Heath Anderson's Strategic Brand Management blog.

Sunday, July 15, 2007

Citgroup and the Concept of Relevance

Today I'm going to really briefly touch on Citigroup and move forward into the concept of relevance.

The Citigroup example in the book highlights how a portfolio has to constantly evolve in a managed fashion. In 1998, Citicorp and Travelers Group merged. At the time of the merger, the key brand assets included Citibank, Travelers Insurance, Salomon Smit Barney, Primerica Financial Services and Commercial Credit. However, post merger the new organization was faced with complex decisions as to how best manage a combined and diverse brand portfolio.

The result?

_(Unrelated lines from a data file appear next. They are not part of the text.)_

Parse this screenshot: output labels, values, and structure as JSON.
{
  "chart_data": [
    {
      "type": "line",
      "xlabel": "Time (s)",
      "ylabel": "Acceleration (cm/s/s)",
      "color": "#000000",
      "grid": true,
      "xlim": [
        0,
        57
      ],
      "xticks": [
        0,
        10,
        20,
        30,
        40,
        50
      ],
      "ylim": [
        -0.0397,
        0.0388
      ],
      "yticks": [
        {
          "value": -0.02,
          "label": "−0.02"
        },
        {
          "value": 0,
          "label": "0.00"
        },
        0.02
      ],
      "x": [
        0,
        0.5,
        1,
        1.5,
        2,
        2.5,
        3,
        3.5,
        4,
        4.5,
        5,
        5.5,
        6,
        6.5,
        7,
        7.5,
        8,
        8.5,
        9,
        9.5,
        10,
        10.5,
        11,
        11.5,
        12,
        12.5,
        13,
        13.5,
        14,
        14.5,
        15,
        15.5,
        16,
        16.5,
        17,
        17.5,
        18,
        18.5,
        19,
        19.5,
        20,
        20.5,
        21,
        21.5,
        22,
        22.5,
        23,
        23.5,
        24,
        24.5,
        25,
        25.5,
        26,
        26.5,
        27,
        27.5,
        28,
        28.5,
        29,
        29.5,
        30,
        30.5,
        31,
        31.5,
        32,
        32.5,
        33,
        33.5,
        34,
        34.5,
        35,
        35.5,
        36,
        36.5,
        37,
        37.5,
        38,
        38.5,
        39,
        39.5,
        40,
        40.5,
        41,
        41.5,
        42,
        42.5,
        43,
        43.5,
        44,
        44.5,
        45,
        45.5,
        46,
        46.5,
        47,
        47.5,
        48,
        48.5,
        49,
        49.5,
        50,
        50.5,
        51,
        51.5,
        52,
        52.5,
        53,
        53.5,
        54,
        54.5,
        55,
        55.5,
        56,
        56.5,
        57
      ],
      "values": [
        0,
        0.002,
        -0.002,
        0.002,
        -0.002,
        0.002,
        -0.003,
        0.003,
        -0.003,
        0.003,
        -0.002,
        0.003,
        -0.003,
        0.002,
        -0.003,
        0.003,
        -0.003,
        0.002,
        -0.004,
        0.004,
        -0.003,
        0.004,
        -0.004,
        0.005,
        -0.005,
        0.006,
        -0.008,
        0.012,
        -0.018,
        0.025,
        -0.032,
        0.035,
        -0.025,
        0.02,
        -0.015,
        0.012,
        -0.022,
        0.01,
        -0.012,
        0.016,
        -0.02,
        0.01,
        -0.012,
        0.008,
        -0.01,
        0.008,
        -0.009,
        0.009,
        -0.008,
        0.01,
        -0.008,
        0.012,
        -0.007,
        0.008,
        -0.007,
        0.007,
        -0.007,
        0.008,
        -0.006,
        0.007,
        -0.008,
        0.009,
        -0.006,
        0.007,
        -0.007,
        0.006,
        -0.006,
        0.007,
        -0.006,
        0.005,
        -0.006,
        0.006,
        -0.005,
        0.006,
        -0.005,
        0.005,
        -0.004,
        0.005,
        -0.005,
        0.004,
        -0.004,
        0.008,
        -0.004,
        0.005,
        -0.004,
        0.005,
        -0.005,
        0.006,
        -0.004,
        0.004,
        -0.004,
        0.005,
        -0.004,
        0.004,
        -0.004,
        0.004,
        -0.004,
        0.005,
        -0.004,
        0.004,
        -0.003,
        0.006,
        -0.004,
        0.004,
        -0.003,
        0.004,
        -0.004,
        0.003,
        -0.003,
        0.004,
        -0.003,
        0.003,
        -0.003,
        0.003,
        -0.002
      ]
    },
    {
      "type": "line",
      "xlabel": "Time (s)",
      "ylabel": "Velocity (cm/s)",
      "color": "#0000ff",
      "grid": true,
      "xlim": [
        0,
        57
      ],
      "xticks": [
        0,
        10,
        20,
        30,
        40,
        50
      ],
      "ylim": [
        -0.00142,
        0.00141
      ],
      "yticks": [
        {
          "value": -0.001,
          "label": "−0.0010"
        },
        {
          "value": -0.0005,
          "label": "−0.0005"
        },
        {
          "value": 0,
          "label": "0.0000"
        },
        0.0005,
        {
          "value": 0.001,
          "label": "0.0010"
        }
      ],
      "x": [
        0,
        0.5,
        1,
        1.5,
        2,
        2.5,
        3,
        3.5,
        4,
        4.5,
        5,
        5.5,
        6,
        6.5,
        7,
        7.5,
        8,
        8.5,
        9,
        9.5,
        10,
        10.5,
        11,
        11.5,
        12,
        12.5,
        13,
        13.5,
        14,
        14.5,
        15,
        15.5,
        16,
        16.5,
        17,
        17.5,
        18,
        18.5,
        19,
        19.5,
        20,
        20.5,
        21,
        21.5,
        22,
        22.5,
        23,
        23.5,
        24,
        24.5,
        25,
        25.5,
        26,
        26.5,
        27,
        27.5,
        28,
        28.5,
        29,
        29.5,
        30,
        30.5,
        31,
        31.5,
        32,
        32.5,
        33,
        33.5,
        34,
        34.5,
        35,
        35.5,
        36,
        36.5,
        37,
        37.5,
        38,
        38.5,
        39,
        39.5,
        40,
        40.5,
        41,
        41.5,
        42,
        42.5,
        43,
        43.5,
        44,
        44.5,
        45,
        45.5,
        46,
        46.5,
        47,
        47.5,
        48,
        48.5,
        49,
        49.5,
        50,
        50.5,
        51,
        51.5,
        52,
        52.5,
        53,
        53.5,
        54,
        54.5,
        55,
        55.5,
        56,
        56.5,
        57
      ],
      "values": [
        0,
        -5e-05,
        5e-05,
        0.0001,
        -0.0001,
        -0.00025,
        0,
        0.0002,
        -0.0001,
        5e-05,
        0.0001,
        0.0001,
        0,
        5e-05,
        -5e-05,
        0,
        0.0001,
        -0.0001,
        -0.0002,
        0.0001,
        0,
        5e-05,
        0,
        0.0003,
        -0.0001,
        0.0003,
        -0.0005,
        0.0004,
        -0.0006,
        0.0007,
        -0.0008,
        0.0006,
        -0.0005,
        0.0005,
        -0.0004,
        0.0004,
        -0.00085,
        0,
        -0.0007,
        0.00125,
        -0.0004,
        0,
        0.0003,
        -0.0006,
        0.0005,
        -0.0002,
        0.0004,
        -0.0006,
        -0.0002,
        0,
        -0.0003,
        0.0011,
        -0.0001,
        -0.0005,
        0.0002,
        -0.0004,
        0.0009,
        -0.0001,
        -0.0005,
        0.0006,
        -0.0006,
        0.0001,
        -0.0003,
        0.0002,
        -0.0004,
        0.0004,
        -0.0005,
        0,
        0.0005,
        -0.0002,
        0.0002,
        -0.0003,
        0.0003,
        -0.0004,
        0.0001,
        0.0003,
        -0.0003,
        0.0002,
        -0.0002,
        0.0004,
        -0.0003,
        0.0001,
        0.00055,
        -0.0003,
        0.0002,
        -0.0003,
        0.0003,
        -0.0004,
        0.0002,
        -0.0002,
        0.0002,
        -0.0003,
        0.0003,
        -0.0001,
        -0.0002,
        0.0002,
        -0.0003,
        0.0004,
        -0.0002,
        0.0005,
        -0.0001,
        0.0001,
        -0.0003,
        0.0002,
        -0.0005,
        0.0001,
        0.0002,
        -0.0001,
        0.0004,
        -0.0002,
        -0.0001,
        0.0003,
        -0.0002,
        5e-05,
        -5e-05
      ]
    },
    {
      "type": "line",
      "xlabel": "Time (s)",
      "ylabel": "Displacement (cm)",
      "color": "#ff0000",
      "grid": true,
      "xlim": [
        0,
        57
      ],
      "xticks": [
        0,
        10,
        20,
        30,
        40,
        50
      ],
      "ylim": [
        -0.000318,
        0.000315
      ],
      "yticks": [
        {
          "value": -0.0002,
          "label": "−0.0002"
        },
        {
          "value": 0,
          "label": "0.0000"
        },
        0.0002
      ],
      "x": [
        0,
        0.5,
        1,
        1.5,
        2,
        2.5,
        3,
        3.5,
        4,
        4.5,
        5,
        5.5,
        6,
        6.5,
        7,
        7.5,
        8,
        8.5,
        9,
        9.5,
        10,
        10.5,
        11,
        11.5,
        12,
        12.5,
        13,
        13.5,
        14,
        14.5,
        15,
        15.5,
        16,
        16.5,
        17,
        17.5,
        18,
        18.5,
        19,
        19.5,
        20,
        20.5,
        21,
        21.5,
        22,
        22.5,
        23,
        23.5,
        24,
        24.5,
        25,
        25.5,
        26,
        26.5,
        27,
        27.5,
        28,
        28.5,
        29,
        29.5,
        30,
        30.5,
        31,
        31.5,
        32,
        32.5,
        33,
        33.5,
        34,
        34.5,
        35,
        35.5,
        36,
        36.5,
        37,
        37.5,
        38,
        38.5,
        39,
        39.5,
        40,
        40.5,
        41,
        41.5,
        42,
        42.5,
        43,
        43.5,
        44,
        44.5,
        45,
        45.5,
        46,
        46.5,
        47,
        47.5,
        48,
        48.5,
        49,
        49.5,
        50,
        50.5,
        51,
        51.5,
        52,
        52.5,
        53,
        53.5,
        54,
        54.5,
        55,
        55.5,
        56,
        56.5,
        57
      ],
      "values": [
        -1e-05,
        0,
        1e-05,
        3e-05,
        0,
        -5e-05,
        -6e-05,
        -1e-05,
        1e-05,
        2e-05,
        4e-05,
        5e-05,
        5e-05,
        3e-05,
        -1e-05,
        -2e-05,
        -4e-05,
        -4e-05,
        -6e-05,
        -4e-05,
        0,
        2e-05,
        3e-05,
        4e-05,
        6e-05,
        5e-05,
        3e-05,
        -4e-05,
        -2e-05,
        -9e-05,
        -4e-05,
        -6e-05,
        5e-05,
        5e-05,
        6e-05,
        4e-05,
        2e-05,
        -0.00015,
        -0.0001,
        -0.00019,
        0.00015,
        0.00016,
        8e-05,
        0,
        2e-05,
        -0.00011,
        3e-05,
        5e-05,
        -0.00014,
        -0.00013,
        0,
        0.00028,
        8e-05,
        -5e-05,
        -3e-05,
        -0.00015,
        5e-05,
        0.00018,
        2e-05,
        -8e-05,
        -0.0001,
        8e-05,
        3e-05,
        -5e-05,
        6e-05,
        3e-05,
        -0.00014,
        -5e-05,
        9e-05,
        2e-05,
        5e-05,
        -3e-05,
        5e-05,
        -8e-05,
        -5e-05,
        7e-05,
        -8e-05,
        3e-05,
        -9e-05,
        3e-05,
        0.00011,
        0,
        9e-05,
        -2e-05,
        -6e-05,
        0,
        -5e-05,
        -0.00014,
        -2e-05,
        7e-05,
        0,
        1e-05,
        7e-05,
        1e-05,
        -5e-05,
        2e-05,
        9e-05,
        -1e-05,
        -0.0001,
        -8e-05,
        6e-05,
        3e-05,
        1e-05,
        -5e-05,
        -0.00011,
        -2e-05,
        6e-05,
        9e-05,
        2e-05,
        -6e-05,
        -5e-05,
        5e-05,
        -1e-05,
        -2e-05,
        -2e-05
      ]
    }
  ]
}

Citigroup employed a hybrid portfolio aimed at their three main financial service areas: consumer brands (branded Citi with the red umbrella stylized to fit over the bold "citi" prefix - Citibank, Citifinancial, Citimortgage), institutional brands (branded Citigroup with the red umbrella - Citigroup Corporate and Investment Bank, Citigroup Private Bank, Citigroup Asset Management), and specialty brands that retained their own branding (SmithBarney, Travelers, Primerica, Banamex).

What's essential here with the Citigroup example is the method it handled the merger, the use of the merger as a catalyst to take inventory of the brand assets and the resulting organization and management of the new portfolio.

Now, let's shift gears and take a look at this quote in 1977 from the CEO of Digital, the leader of minicomputers back during the 60's and 70's.

"There is no reason to believe anyone would want a computer in his or her home."

Obviously, this quote was so very wrong but what it does is introduce to us is the concept of relevance. What is relevance? Relevance occurs when there is a perceived need for a product category and when a brand is among the set considered by the consumer to relevant to a product category.

The book provides a great example in taking a look at Powerbar and the dynamic evolution of the energy bar industry. Powerbar entered the snack bar market dominated by Snickers in 1986 and created a whole new category - the energy bar. The energy bar was positioned as athletic, energy food. Out of Powerbar's success, competitors like Clif Bar and Balance entered the market and pushed entirely new sub categories of energy bars - those that actually tasted good, those for women, diet bars, etc. As a result, Powerbar was forced to keep pace and maintain its relevance in an ever changing yet growing industry. To put the growth of the industry in perspective, in 1996 the energy bar industry generated about $100 million and by 2001 the industry had exploded to a $700 million a year industry.

An important aspect to understand about relevance is that relevance has as much to do about the category as it does the product or service. For instance, simply take a look at minivans. You can be the best and most well known minivan maker in the world but if consumer demands have shifted to SUVs, you are no longer relevant to the market. Or, for a more exact example, take a look at AOL. AOL dominated dial up internet services. However, dial up is largely a thing of the past thanks to DSL and high speed cable. As a result, AOL is struggling to find its relevance in the market of today.

1 Comments:

Blogger bilalmujtabakhan said...

CITI Group is one of the best companies in the world with a huge brand portfolio and liked in all the markets they are working globally.
As there financial consumer products are one of the best.
But the all over the globe financial crunch has hits the financial sector really badly and in Asia they have lay off more the 20000 employees.
But the future is always unpredictable you can't be sure about it.